Oui, mais qu’en serait-il alors si des musulmans manifestaient pour obtenir la charia pour tous, la nourriture hallal pour tous ou que toutes les femmes soient voilées ? Ce sont des questions analogues qui se sont posées aux japonais dans l’univers du film. Ce sont deux vérités, deux façons de vivre en société qui se heurtent de front.

Monothéisme et violence ?

Comment gérer l’espace public lorsque les religions ne peuvent plus prétendre être seules détentrices de la vérité ? Comment accepter alors la relativité de notre propre religion, accepter qu’elle ne soit pas « opposable aux tiers ». Car il faut prendre compte une « certaine » violence inhérente aux monothéismes dans le sens où ceux-ci sont excluants. Pourquoi cela pose-t-il problème ? Parce que les monothéismes (ou l’hénothéisme : ’notre Dieu est le meilleur’) sont par essence « violents ». Non pas que tous fassent usage de violence, mais que par leur prétention même à être unique, par leur radicalité, ils entraînent un rejet des autres et de leurs dieux. Le monothéisme secrète donc, sans le vouloir, une telle prétention à la vérité qu’il peut être condamnation sans appel de l’autre. Comment gouverner alors ? Comment gérer la cité, le politique au sens noble du terme, le politique étant l’art de gérer nos différences et nos limites, de prendre conscience que l’on n’est pas tout puissant, qu’il faut négocier ? Or, cela n’est pas possible, car tout est absolu, c’est tout ou rien.
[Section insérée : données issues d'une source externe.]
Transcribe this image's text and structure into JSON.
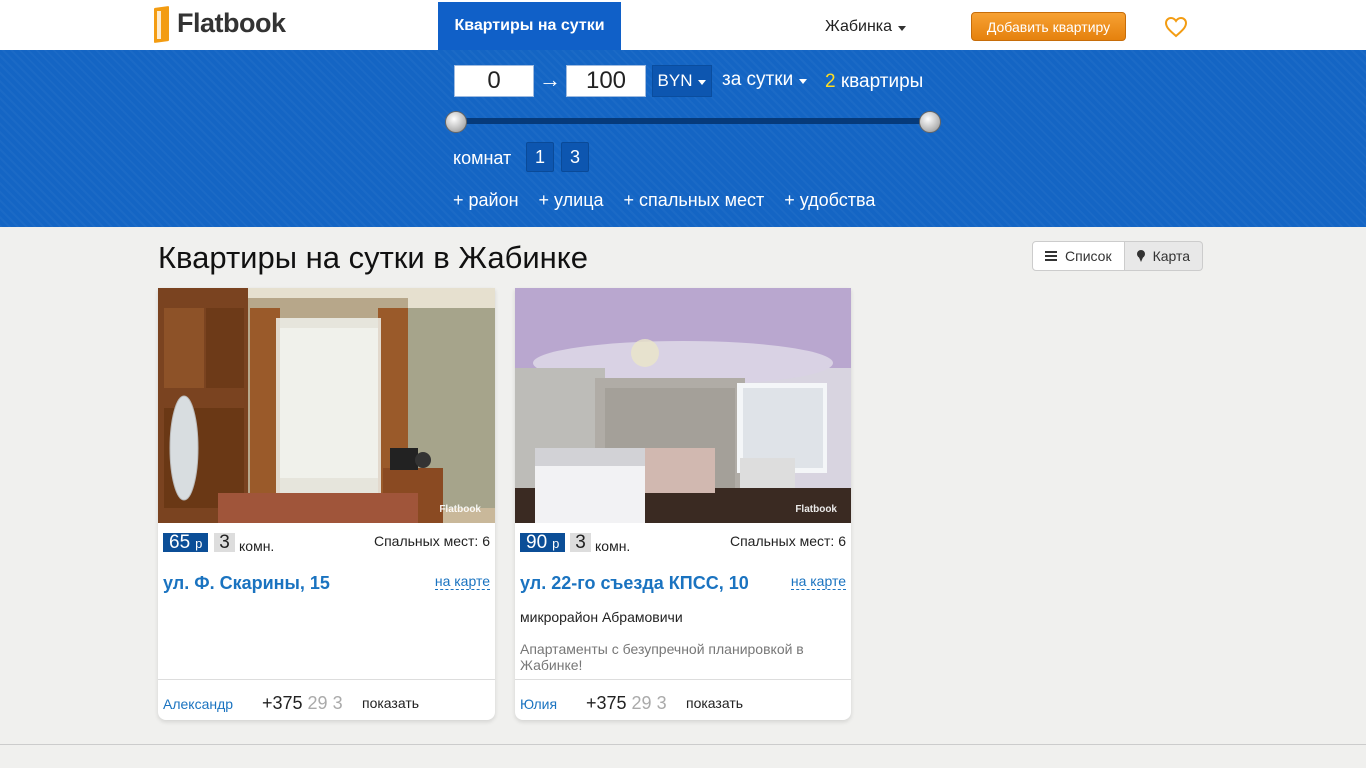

Faire un « petit geste » !

Les Japonais demandent un tout petit geste aux chrétiens (fidèles et prêtres) : marcher sur une image de Jésus. C’était déjà une question qui se posait dans l’Eglise primitive. En refusant de sacrifier aux idoles, les disciples du Christ remettent en question les autres religions. Le geste qu’on leur demande (comme les japonais le feront plus tard) est apparemment très simple (rendre un sacrifice aux idoles - mettre une bougie à une statue en quelque sorte - ou ici marcher sur une image de Jésus) mais très riche symboliquement. Selon les récits néotestamentaires, l’apôtre Paul lui-même fera état de la question de se nourrir de viande sacrifiée au idoles (1. Cor. X, 18-20). Alors même qu’il renonce à imposer la circoncision [5] il refuse d’autoriser de manger des aliments offerts aux idoles. Outre l’aspect symbolique, la ligne de démarcation est là beaucoup plus profonde et témoigne qu’il n’y a pas encore de rupture avec les fondamentaux de sa religion juive. En effet, les impensés renvoient ici à la conception de pur et de l’impur (notamment la nourriture casher), une des clés de voute de la compréhension du judaïsme. Ici, le « petit geste » qui est demandé est symboliquement important alors qu’il est insignifiant selon les dires des Japonais. Cela amène deux éléments de réflexion. Quels sont ces « objets » de foi et qu’en est-il de ceux qui ont renié ?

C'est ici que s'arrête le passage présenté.